Um relatório técnico da prefeitura que embasa a decisão de Marcelo Crivella (Republicanos) de iniciar, na terça (2), a reabertura de algumas atividades mostra uma tendência de queda no acumulado de casos e mortes pela Covid-19 por semana ao longo do mês de maio, considerando a data do início dos sintomas.
A fila de espera por transferências para leitos, que chegou a mais de 800 pessoas no município, também zerou nos últimos dias, e a média de atendimentos diários em unidades de emergência, que atingiu 932 na penúltima semana de abril, caiu para 496 na segunda semana de maio, dado mais recente.
Isso não quer dizer, porém, que o Rio está em uma situação confortável. A ocupação de leitos públicos de UTI para a Covid na cidade e no estado tem variado entre 80% e 90%, e a maioria dos hospitais de referência está cheia, com rotatividade apenas quando há alta ou óbito.
Na rede privada, a Aherj também estimou um índice de 80% e 82% nas 110 unidades associadas -na semana retrasada, eram 85%.
A Secretaria de Estado de Saúde do Rio de Janeiro informou que, até domingo (7), o estado tinha registrado 67.756 casos confirmados e 6.707 óbitos por Covid-19.
As altas taxas de ocupação, junto à decisão de retomar a economia em algumas cidades, têm criado um clima de tensão e medo entre os profissionais de saúde, que atribuem o recente recuo da doença ao isolamento social.
"As pessoas estão querendo transformar a redução em 'já passou'. Não passou. A epidemia não desapareceu, a taxa de contágio continua importante. Qualquer deslize pode ocupar 100% dos leitos", diz Graccho, diretor da Aherj, lembrando que algumas regiões ainda são críticas.
"Os hospitais privados da Baixada Fluminense ainda estão muito cheios. São Gonçalo, por exemplo, está numa posição extrema. Se o contágio aumentar demais, obviamente vai encher a vizinha Niterói, que está só com 70% de ocupação."
Alexandre Telles, presidente do sindicato de médicos (Sinmed-RJ), concorda: "A fila pode ter diminuído, mas os hospitais ainda estão lotados. Dá alta, entra outro. É uma temeridade reabrir nesse momento com a alta ocupação que temos", afirma ele, que trabalha no hospital de referência municipal do Rio, Ronaldo Gazolla.
Além do coronavírus, agora a cidade começa a lidar com uma onda de pacientes com outras doenças que, sem atendimento, desenvolveram complicações. Esse é um dos argumentos para o início da reabertura citados por Crivella -que na terça surpreendeu seu comitê científico incluindo camelôs na liberação.
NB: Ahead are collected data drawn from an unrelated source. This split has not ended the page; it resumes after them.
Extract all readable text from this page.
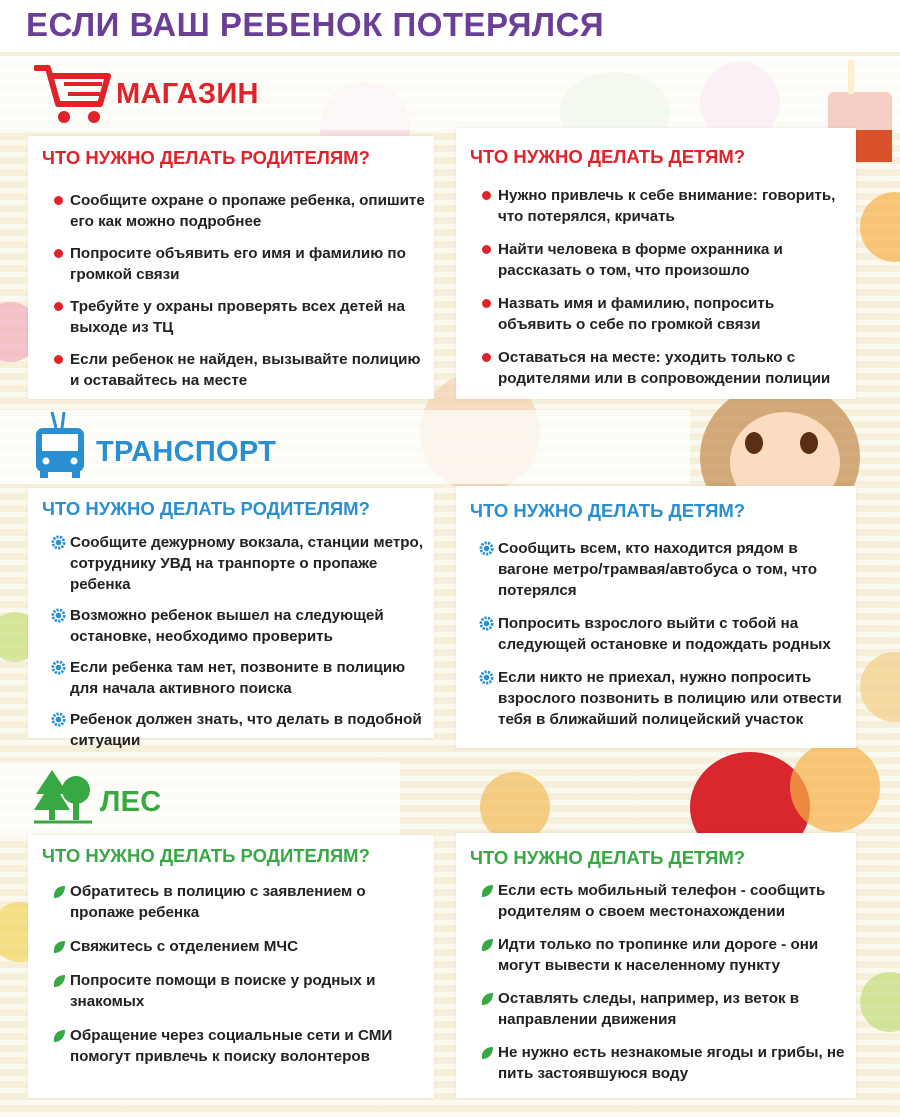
ЕСЛИ ВАШ РЕБЕНОК ПОТЕРЯЛСЯ
МАГАЗИН
ЧТО НУЖНО ДЕЛАТЬ РОДИТЕЛЯМ?
Сообщите охране о пропаже ребенка, опишите его как можно подробнее
Попросите объявить его имя и фамилию по громкой связи
Требуйте у охраны проверять всех детей на выходе из ТЦ
Если ребенок не найден, вызывайте полицию и оставайтесь на месте
ЧТО НУЖНО ДЕЛАТЬ ДЕТЯМ?
Нужно привлечь к себе внимание: говорить, что потерялся, кричать
Найти человека в форме охранника и рассказать о том, что произошло
Назвать имя и фамилию, попросить объявить о себе по громкой связи
Оставаться на месте: уходить только с родителями или в сопровождении полиции
ТРАНСПОРТ
ЧТО НУЖНО ДЕЛАТЬ РОДИТЕЛЯМ?
Сообщите дежурному вокзала, станции метро, сотруднику УВД на транпорте о пропаже ребенка
Возможно ребенок вышел на следующей остановке, необходимо проверить
Если ребенка там нет, позвоните в полицию для начала активного поиска
Ребенок должен знать, что делать в подобной ситуации
ЧТО НУЖНО ДЕЛАТЬ ДЕТЯМ?
Сообщить всем, кто находится рядом в вагоне метро/трамвая/автобуса о том, что потерялся
Попросить взрослого выйти с тобой на следующей остановке и подождать родных
Если никто не приехал, нужно попросить взрослого позвонить в полицию или отвести тебя в ближайший полицейский участок
ЛЕС
ЧТО НУЖНО ДЕЛАТЬ РОДИТЕЛЯМ?
Обратитесь в полицию с заявлением о пропаже ребенка
Свяжитесь с отделением МЧС
Попросите помощи в поиске у родных и знакомых
Обращение через социальные сети и СМИ помогут привлечь к поиску волонтеров
ЧТО НУЖНО ДЕЛАТЬ ДЕТЯМ?
Если есть мобильный телефон - сообщить родителям о своем местонахождении
Идти только по тропинке или дороге - они могут вывести к населенному пункту
Оставлять следы, например, из веток в направлении движения
Не нужно есть незнакомые ягоды и грибы, не пить застоявшуюся воду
O médico Júlio, por exemplo, conta que recentemente tem recebido muitos pacientes hipertensos e diabéticos descompensados e bebês desidratados na clínica da família de Ramos (zona norte). As visitas domiciliares ainda estão suspensas e muitos ainda têm medo de ir às clínicas, deixando de renovar receitas médicas e de usar medicações.
Segundo Raphael Câmara, conselheiro do Cremerj (conselho regional de medicina) e integrante do comitê científico do município, a própria prefeitura sabe que não há garantia de que a retomada das atividades não vá inundar o sistema de saúde novamente.
"Está muito claro que não tem garantia de nada. Segundo a prefeitura isso vai ser acompanhado dia a dia e, se tiver que voltar a essa quarentena meia boca que vínhamos fazendo, eles devem voltar", diz.